The authors found that 16% of the recorded neurons were tuned to numerosity: they demonstrated peak activity when the subject viewed a dot array corresponding to one particular numerical value. Their responses to the presentation of other numerical values decreased progressively according to the size of the difference between the presented value and their preferred value, a property known as a numerical distance effect. 3% of the recorded neurons responded specifically to numerical values presented as symbols. These neurons exhibited a smaller numerical distance effect, suggesting a sharper tuning to numerical value. Only a few neurons were tuned to both nonsymbolic and symbolic numerical values.

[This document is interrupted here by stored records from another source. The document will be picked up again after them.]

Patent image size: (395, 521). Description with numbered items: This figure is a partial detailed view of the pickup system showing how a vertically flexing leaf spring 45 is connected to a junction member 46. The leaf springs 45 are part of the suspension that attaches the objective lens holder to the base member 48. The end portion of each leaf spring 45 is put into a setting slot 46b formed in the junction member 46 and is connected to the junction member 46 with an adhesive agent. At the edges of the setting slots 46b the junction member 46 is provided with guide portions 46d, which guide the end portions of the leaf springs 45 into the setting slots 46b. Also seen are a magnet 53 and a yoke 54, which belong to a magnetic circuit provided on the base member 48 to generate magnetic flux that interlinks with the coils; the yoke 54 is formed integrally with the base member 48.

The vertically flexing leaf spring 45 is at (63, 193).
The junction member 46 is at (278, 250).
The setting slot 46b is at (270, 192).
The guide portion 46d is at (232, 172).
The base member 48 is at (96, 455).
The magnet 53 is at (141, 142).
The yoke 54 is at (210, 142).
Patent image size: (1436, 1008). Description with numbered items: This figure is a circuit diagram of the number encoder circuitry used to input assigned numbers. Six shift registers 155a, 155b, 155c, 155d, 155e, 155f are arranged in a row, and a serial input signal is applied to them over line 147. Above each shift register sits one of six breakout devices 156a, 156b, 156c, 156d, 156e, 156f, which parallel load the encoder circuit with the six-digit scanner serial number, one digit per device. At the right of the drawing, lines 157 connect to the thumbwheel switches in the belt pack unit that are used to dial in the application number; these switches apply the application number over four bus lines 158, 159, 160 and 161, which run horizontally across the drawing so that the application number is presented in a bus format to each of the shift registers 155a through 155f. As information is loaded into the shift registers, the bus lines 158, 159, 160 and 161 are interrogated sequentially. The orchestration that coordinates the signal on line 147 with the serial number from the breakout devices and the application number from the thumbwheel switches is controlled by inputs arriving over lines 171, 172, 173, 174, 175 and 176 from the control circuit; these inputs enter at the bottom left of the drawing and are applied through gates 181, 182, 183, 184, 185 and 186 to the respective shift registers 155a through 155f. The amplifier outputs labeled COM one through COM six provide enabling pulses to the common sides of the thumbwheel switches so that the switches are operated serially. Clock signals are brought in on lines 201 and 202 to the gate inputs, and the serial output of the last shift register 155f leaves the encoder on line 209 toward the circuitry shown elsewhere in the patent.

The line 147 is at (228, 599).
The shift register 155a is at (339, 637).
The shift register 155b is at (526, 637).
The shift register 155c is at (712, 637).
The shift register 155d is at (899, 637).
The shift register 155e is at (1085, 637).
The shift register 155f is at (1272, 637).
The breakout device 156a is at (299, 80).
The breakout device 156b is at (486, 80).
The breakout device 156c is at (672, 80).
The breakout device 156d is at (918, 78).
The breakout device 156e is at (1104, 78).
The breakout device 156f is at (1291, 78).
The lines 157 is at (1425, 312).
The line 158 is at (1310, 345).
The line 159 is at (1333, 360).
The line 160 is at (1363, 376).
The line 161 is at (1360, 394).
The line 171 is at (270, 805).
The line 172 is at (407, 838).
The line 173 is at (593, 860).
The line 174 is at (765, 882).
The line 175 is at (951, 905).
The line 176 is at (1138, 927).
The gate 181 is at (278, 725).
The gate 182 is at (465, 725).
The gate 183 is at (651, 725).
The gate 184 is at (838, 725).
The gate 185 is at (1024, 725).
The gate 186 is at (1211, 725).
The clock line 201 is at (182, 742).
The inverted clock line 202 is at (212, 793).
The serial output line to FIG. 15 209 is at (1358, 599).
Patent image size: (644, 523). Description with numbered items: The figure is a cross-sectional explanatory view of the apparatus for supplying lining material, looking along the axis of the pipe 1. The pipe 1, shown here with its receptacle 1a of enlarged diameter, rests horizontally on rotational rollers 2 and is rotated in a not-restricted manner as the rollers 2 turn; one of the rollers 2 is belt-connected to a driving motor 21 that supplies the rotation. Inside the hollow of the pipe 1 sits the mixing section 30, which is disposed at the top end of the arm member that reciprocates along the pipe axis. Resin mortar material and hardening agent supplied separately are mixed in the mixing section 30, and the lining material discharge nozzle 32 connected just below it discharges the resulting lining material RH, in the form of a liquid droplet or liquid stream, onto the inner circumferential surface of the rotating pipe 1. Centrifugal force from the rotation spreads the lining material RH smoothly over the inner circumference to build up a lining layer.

To examine the encoding of numerical value at a population level, the authors trained a machine classifier to recognize numerical values on the basis of the firing of the population of selective neurons. The classifier was capable of decoding numerical information from a novel set of firing data at above chance levels for both symbolic and nonsymbolic representations, indicating that MTL population activity can accurately encode numerical representations.

3% of the recorded neurons responded specifically to numerical values presented as symbols

These findings reveal the existence of two mostly separate populations of ‘number neurons’ representing symbolic and non-symbolic numerical value in the human MTL. Further analysis of the functional properties of these neurons and their place in the number network may provide clues to the mechanisms underlying our unique symbolic numerical abilities.